Grouping follows --group-by (default provider; also model / provider_model), with <unknown-provider> / <unknown-model> COALESCE fallbacks mirroring the old group_key.
Append-weighted bins weight each append-token bucket by total tokens, so the bars show where the token mass lives, not just step counts.
The scatter is a deterministic visual subsample. A prefix-vs-append scatter cannot draw 350k+ points, so it keeps a fixed-size subsample (--pair-sample-size, default 80k). Instead of the old reservoir, the subsample is chosen in SQL by a Knuth-multiplicative hash of the surrogate key: ORDER BY (round_pk * 2654435761) % 1000000, round_pk LIMIT <pair-sample-size> over rows with prefix_tokens >= 0 AND newly_append_tokens >= 0. This is reproducible across DB builds and engines but is not the old reservoir, so the scatter figure is not byte-compatible with the pre-migration run (the CSVs are).

Code structure

plot.py is a query→shape→plot pipeline over the shared trace DuckDB:

load_token_groups(con, *, group_by) — per-group prefix/append MetricStats (every valid value in ingest order, plus missing/invalid counts) and the group’s total rows, plus an all group. MetricStats.summary() derives count/mean/min/max/percentiles exactly.
scatter_pairs(con, *, group_by, sample_size) — the deterministic (group, prefix, append) visual subsample described above.
append_bins(con, *, by_provider) — the global and per-provider append-token weighted bins (steps + summed append tokens per half-open bucket), exact over the pair-gated rows.
plot_token_histograms / plot_token_cdfs / plot_prefix_append_scatter / plot_append_weighted_bins — the figures (matplotlib behavior unchanged from the pre-migration script).
write_token_summary / write_append_weighted_bins — the two CSVs.
main() — wires the standard trace_db CLI (--db | -i/--input | -o/--output-dir) and embeds the self-contained PNG sidecar.

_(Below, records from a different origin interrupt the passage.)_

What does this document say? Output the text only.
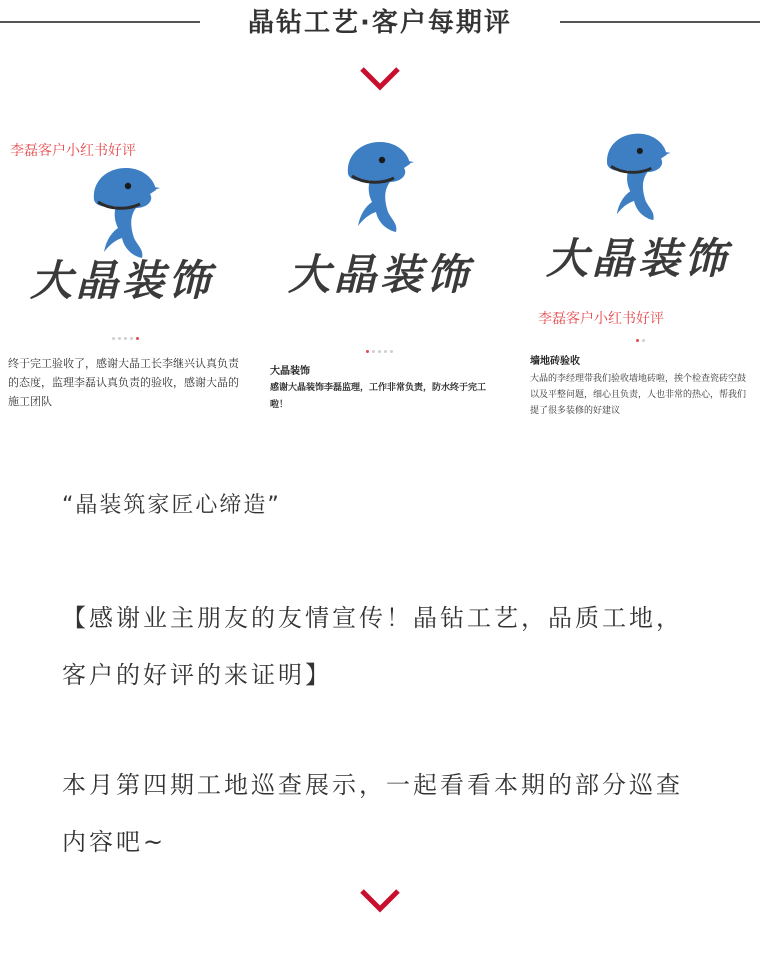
晶钻工艺·客户每期评
李磊客户小红书好评
大晶装饰
终于完工验收了，感谢大晶工长李继兴认真负责的态度，监理李磊认真负责的验收，感谢大晶的施工团队
大晶装饰
大晶装饰
感谢大晶装饰李磊监理，工作非常负责，防水终于完工啦！
大晶装饰
李磊客户小红书好评
墙地砖验收
大晶的李经理带我们验收墙地砖啦，挨个检查瓷砖空鼓以及平整问题，细心且负责，人也非常的热心，帮我们提了很多装修的好建议
“晶装筑家匠心缔造”
【感谢业主朋友的友情宣传！晶钻工艺，品质工地，客户的好评的来证明】
本月第四期工地巡查展示，一起看看本期的部分巡查内容吧~
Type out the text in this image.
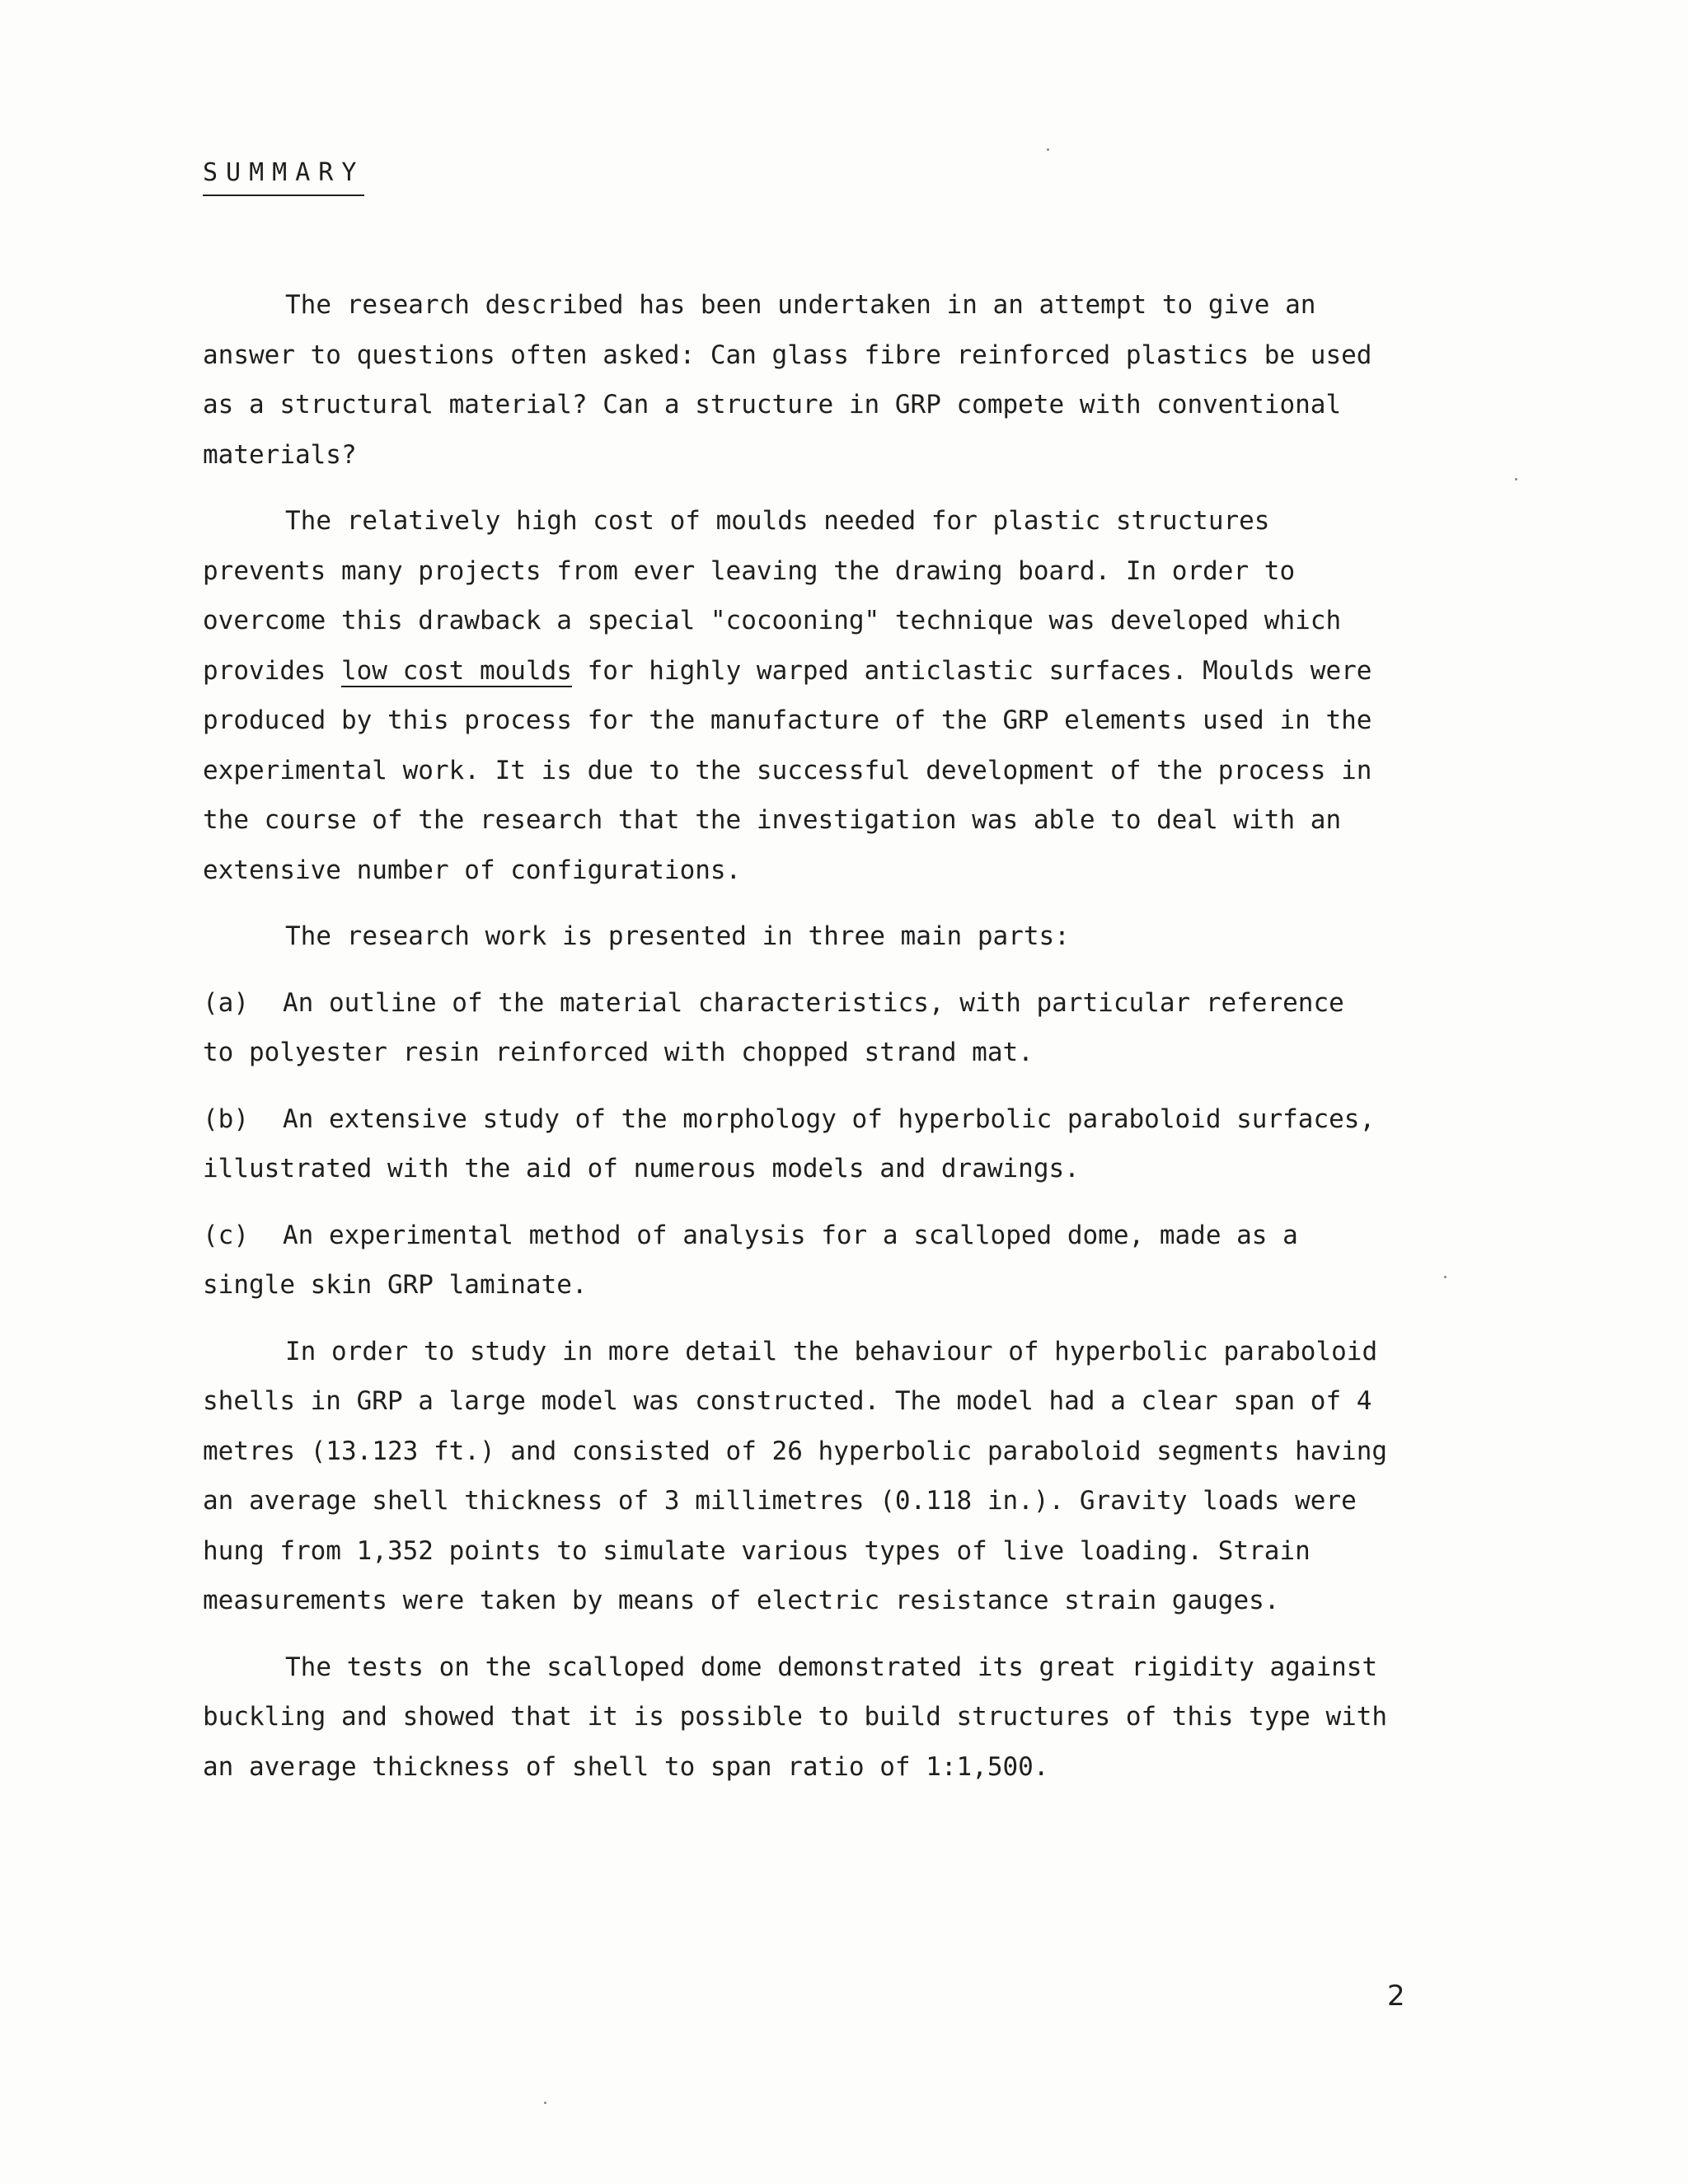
SUMMARY

The research described has been undertaken in an attempt to give an answer to questions often asked: Can glass fibre reinforced plastics be used as a structural material? Can a structure in GRP compete with conventional materials?

The relatively high cost of moulds needed for plastic structures prevents many projects from ever leaving the drawing board. In order to overcome this drawback a special "cocooning" technique was developed which provides low cost moulds for highly warped anticlastic surfaces. Moulds were produced by this process for the manufacture of the GRP elements used in the experimental work. It is due to the successful development of the process in the course of the research that the investigation was able to deal with an extensive number of configurations.

The research work is presented in three main parts:

(a) An outline of the material characteristics, with particular reference to polyester resin reinforced with chopped strand mat.

(b) An extensive study of the morphology of hyperbolic paraboloid surfaces, illustrated with the aid of numerous models and drawings.

(c) An experimental method of analysis for a scalloped dome, made as a single skin GRP laminate.

In order to study in more detail the behaviour of hyperbolic paraboloid shells in GRP a large model was constructed. The model had a clear span of 4 metres (13.123 ft.) and consisted of 26 hyperbolic paraboloid segments having an average shell thickness of 3 millimetres (0.118 in.). Gravity loads were hung from 1,352 points to simulate various types of live loading. Strain measurements were taken by means of electric resistance strain gauges.

The tests on the scalloped dome demonstrated its great rigidity against buckling and showed that it is possible to build structures of this type with an average thickness of shell to span ratio of 1:1,500.

2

The data layer (parsing, surrogate keys, schema) lives in artifacts/utils/trace_db.py; see artifacts/utils/DB_SCHEMA.md.

Running it

# default merged trace, output next to this README
uv run python artifacts/llm_generation/prefix_append_distribution/plot.py

# a specific trace (materialized to a temp DuckDB cache on first use)
uv run python artifacts/llm_generation/prefix_append_distribution/plot.py -i trace/sample.jsonl

# a prebuilt DB (run_all.py's build-db step passes this), into a chosen dir
uv run python artifacts/llm_generation/prefix_append_distribution/plot.py --db "$TMPDIR/trace.duckdb" -o "$TMPDIR/out"

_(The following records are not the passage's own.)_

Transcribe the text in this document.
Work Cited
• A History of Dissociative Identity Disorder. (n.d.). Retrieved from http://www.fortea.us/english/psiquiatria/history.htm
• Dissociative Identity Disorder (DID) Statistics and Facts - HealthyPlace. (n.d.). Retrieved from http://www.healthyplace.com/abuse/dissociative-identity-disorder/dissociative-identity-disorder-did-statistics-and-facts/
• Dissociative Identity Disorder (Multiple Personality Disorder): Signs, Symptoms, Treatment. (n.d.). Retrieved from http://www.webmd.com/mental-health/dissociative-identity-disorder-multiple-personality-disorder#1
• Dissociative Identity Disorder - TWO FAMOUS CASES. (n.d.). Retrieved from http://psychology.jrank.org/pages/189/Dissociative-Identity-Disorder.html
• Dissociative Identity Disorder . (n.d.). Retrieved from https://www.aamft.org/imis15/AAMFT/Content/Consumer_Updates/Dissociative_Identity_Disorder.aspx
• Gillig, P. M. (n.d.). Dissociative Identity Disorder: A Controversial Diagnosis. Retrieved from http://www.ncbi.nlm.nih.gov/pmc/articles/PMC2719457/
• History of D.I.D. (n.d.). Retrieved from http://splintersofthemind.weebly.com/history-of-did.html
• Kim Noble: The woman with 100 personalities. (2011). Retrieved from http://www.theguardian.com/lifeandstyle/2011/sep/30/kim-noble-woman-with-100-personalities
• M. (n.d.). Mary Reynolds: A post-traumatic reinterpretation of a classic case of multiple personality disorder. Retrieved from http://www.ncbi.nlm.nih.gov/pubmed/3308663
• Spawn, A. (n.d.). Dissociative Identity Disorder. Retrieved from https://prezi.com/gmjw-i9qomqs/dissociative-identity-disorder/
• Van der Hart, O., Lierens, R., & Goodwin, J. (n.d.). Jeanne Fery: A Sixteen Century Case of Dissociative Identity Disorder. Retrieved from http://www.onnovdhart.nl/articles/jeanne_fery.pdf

Useful flags: --group-by (provider / model / provider_model), --max-groups (max plotted groups, default 8), --pair-sample-size (scatter subsample, default 80000).

Outputs

prefix_append_distribution.png — prefix vs append token histograms.
prefix_append_cdf.png — CDFs of prefix / append token length.
prefix_vs_append_sample.png — prefix-vs-append scatter (deterministic visual subsample).
append_tokens_weighted_bins.png / .csv — token-mass-weighted append bins.
token_length_summary.csv — per-group prefix/append quantiles, mean, min/max, and counts.

The PNGs are self-contained — they embed this README, the CSVs, and the plotting code (plot.py + shared artifacts/utils/ modules). Unpack with uv run python artifacts/utils/png_sidecar.py extract <png>.